Les chefs d'État et de gouvernement de l'Union monétaire réunis à Bruxelle ont refusé d'accorder dans l'immédiat une réduction du taux d'intérêt payé par l'Irlande, a annoncé le président de l'UE Herman Van Rompuy. /
Le nouveau Premier ministre Irlandais, Enda Kenny, n'a pas caché durant la campagne électorale son intention de renégocier les conditions du plan de sauvetage financier international de 85 milliards d'euros mis sur pied en novembre pour son pays, selon lui trop strictes.
Vendredi, il a plaidé non seulement pour une baisse des taux d'intérêt des prêts consentis à Dublin par ses partenaires européens (5,8% en moyenne), mais aussi d'un allongement du délai de remboursement, de sept ans. Sans succès.
Plusieurs pays européens, à commencer par l'Allemagne et la France, ont exigé en contrepartie que Dublin accepte de d'envisager une augmentation de son taux d'imposition sur les sociétés ou à tout le moins un élargissement de son assiette fiscale. Ce que M. Kenny a refusé.
Ce taux est considéré par plusieurs pays comme trop faible et proche d'un dumping fiscal.
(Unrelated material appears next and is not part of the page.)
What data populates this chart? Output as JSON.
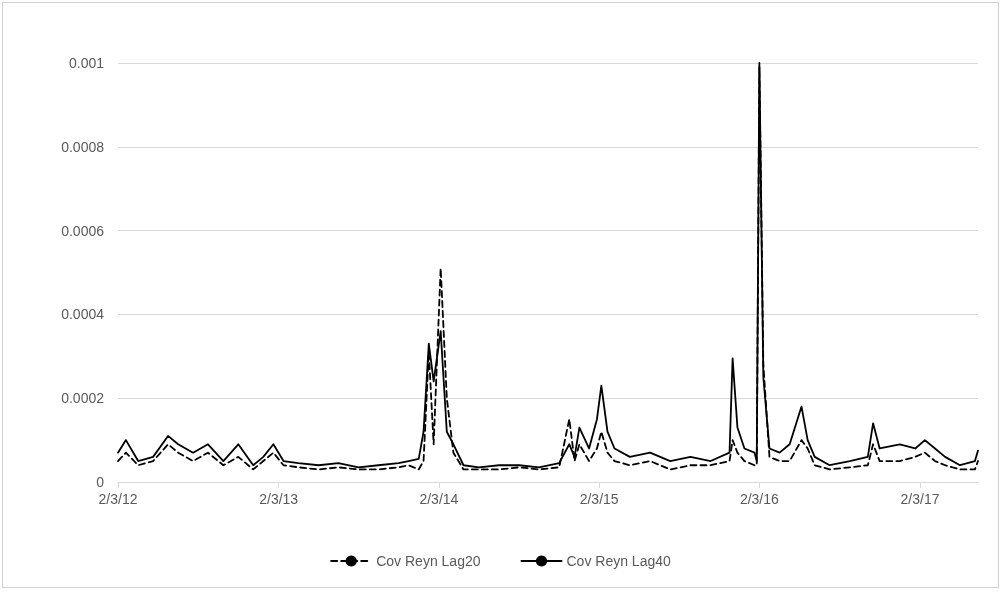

"D'autres pays sont soucieux de préserver leur spécificité fiscale", a dit le président français Nicolas Sarkozy, citant Malte, la Slovaquie ou Chypre, mais, a ajouté le chef de l'État, "ces pays ne demandent pas aux autres de participer au financement de leurs plans" d'aide.
"C'est un sujet qui est très sensible pour nos amis irlandais. Je comprends. Je peux parfaitement le comprendre. Mais en même temps, l'ensemble des États membres de la zone euro ont fait valoir que lorsqu'on a la même monnaie, il et normal de converger, que la convergence ne pouvait pas toucher tous les domaine à l'exception de la convergence fiscale", a-t-il insisté.
"Nous n'étions pas encore vraiment satisfaits de ce que l'Irlande a proposé, et c'est pourquoi la baisse des taux d'intérêts (des aides accordées) a été décidée seulement pour la Grèce", qui elle est "prête à de nouveaux efforts supplémentaires", a dit de son côté la chancelière allemande Angela Merkel.
Quant au Premier ministre irlandais, Enda Kenny, il a promis de continuer de se battre durant "des semaines" pour défendre le taux d'imposition des sociétés implantées en Irlande.
"Ce n'était pas possible d'atteindre un accord pour l'Irlande ce soir. J'espère que les discussions vont se poursuivre intensément durant les prochaines semaines", a-t-il dit.